2.17 On ne connaît pas avec exactitude les pertes entre le stade de la production et le stade de la vente au détail. Il existe des études de cas portant sur les pertes de rendement imputables aux ravageurs, mais il est difficile de généraliser (FAO, 1993b). L’évaluation des disponibilités alimentaires effectuée par la FAO tient compte des différentes pertes. Celles qui se produisent lors du stockage peuvent être considérables. Des pertes importantes ont ainsi été enregistrées en Amérique latine (SOLAGRAL, 1995). Certains auteurs estiment que ces pertes se situent entre 10 et 20 pour cent. D’autres considèrent qu’elles atteignent le tiers des quantités produites (Erlich et Erlich, 1991). Quoi qu’il en soit, des pertes de 10 à 15 pour cent dans les entrepôts commerciaux ne sont pas rares (James et Schofield, 1990) (paragraphe 3.61).
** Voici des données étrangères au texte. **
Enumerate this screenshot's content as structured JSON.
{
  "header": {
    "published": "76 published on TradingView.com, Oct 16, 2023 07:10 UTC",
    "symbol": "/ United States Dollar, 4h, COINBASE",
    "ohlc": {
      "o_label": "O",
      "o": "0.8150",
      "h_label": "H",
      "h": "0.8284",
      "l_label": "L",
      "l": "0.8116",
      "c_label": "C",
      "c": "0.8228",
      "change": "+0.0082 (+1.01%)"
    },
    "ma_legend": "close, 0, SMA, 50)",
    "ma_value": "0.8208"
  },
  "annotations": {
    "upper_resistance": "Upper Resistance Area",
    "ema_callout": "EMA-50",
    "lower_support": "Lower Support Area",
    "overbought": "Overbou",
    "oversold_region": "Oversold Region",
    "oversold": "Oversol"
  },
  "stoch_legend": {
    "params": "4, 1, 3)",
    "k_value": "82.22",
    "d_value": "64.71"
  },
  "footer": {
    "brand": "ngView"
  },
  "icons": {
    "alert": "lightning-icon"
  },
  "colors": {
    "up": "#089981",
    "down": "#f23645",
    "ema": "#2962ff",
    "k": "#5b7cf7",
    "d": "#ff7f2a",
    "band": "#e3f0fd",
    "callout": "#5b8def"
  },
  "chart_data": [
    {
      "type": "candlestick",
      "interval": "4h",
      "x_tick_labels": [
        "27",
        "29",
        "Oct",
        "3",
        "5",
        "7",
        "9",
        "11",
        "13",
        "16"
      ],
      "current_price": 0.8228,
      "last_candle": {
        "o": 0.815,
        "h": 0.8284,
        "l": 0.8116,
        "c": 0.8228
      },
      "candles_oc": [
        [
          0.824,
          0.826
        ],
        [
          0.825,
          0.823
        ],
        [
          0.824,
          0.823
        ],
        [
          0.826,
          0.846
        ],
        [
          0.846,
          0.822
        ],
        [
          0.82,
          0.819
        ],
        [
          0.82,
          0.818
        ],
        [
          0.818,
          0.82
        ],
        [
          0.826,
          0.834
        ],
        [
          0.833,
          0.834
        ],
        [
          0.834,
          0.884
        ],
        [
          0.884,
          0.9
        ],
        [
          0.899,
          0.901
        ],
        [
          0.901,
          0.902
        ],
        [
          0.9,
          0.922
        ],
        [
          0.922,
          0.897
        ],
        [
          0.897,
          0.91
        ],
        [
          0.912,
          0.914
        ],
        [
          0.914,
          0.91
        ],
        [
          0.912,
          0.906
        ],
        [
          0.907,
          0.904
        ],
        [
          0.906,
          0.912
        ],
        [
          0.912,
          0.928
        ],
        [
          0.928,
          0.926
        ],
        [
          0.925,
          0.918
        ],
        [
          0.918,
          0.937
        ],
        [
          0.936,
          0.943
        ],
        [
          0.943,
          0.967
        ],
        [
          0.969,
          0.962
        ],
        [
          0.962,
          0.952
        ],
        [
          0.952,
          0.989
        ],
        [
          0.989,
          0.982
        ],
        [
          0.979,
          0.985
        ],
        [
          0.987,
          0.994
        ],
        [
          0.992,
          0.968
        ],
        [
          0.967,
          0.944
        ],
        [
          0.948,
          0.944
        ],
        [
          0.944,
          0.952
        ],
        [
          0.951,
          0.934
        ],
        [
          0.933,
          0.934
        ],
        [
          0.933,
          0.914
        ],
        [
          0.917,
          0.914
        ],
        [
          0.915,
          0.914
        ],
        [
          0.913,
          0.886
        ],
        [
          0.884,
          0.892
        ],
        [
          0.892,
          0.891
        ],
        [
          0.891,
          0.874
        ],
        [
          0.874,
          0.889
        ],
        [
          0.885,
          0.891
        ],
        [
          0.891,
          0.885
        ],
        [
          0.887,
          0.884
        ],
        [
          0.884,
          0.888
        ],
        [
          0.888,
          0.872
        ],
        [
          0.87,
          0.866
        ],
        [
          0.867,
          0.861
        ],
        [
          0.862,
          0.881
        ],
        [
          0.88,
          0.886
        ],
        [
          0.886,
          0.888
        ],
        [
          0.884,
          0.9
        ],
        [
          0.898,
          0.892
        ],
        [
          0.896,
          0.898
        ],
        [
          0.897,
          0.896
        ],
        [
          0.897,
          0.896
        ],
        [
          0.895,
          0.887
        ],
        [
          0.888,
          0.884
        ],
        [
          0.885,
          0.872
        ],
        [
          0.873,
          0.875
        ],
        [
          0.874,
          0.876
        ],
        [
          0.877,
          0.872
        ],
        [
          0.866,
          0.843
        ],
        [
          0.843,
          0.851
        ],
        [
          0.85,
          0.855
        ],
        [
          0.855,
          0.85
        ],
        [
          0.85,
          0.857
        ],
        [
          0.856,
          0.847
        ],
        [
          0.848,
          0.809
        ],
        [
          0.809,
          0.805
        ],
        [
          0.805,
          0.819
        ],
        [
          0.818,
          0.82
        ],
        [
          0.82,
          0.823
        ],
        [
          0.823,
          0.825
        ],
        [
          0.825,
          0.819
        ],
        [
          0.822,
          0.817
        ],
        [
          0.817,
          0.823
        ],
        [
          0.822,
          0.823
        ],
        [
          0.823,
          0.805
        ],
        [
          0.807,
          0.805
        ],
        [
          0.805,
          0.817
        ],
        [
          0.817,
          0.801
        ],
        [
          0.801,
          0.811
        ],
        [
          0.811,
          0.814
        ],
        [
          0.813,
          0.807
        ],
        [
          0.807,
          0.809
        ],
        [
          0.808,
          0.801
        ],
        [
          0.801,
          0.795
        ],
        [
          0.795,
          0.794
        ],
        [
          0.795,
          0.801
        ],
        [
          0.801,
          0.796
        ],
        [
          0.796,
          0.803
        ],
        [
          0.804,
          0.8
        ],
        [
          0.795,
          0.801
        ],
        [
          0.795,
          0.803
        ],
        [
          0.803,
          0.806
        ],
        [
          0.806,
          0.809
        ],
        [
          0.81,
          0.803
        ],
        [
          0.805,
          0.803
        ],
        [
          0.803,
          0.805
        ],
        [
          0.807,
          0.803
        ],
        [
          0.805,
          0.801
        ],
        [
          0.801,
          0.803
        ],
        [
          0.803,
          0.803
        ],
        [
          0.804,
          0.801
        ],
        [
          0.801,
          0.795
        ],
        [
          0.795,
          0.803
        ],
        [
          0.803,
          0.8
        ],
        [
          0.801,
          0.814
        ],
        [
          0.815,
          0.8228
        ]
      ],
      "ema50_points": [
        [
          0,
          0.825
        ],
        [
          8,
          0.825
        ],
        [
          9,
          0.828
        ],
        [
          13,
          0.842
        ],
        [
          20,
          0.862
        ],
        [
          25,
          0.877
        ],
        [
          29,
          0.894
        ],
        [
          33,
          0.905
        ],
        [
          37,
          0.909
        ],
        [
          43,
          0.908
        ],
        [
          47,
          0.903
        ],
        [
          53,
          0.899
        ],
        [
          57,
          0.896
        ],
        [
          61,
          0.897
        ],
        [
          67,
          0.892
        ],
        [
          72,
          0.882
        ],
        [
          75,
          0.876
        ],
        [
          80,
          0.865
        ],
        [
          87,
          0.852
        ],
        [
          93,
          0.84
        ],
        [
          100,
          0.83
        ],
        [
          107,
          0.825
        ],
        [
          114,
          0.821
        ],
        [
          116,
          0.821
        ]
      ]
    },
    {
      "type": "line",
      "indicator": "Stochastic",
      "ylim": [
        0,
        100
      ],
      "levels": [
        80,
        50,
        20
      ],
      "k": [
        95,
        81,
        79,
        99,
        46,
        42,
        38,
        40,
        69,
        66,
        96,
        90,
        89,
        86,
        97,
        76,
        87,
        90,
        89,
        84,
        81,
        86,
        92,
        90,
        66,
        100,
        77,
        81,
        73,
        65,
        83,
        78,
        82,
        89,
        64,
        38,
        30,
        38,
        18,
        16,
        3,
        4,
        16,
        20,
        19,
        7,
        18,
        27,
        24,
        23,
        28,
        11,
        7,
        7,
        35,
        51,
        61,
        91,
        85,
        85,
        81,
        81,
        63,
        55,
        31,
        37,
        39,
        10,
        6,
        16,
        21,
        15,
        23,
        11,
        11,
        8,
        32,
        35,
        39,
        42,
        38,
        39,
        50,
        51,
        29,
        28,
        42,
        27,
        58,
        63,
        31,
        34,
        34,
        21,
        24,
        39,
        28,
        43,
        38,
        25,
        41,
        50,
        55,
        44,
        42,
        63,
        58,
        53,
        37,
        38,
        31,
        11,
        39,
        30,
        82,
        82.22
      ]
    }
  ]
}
2.18 Pour comparer les besoins et les disponibilités alimentaires par habitant au niveau national, il faut ajouter à l’évaluation des besoins un pourcentage représentant les pertes survenant entre le stade de la vente et l’utilisation par les ménages (préparation ou consommation). Un chiffre de 5 à 10 pour cent est souvent avancé (James and Schofield, 1990). Les pertes sont plus élevées dans les pays développés que dans les pays en développement, où elles touchent davantage les zones urbaines que les zones rurales.

2.19 Il faut aussi tenir compte des pertes survenant au niveau des stocks de sécurité constitués par les ménages et notamment par les exploitants eux-mêmes dans les zones rurales. Les sociétés rurales sont souvent victimes de mauvaises récoltes. Les stocks qu’elles constituent ont tendance à se dégrader ou à être détruits par les ravageurs, la moisissure, etc. Ces pertes sont plus élevées quand les réserves sont importantes ou constituées pour des périodes supérieures à un an. Les stocks de ce type sont faibles dans les pays développés et importants dans les pays en développement, surtout dans les zones rurales. Les stocks sont plus limités dans les sociétés rurales jouissant d’un niveau de vie élevé.

2.20 Les chiffres disponibles ne peuvent être utilisés sous forme de statistiques car ils sont trop imprécis et spécifiques. Néanmoins, on peut noter que les pertes dues à la constitution de stocks et les pertes survenant entre le stade de la vente au détail et de l’utilisation par les ménages peuvent représenter 10 à 40 pour cent des disponibilités alimentaires d’une famille (Uvin, 1995).


SATISFAIRE LES BESOINS ÉNERGÉTIQUES

2.21On ne peut considérer les évaluations de disponibilités alimentaires par habitant comme des évaluations des besoins énergétiques. Les nutritionnistes ont évalué les besoins énergétiques de l’individu. Un manuel à l’usage des planificateurs et des nutritionnistes précise l’état des connaissances et propose des méthodes d’évaluation utilisables à l’échelon national (James et Schofield, 1990)2.

2.22 Il faut rappeler qu’une distinction doit être établie entre besoins énergétiques et demande de nourriture. On consomme de la nourriture pour satisfaire des besoins en énergie et en éléments nutritifs, qui varient en fonction de l’âge, du sexe, de la taille, du poids, etc. Cela dit, la demande de nourriture nécessaire pour satisfaire ces besoins varie en fonction des disponibilités alimentaires mais aussi des goûts du consommateur, de son revenu et des prix relatifs. Une augmentation des effectifs et une modification de la structure démographique, par âge et par sexe en particulier, entraînent une évolution des besoins – énergétiques notamment – en fonction des paramètres mentionnés précédemment, mais ces besoins peuvent être satisfaits par de très nombreux assortiments de produits alimentaires.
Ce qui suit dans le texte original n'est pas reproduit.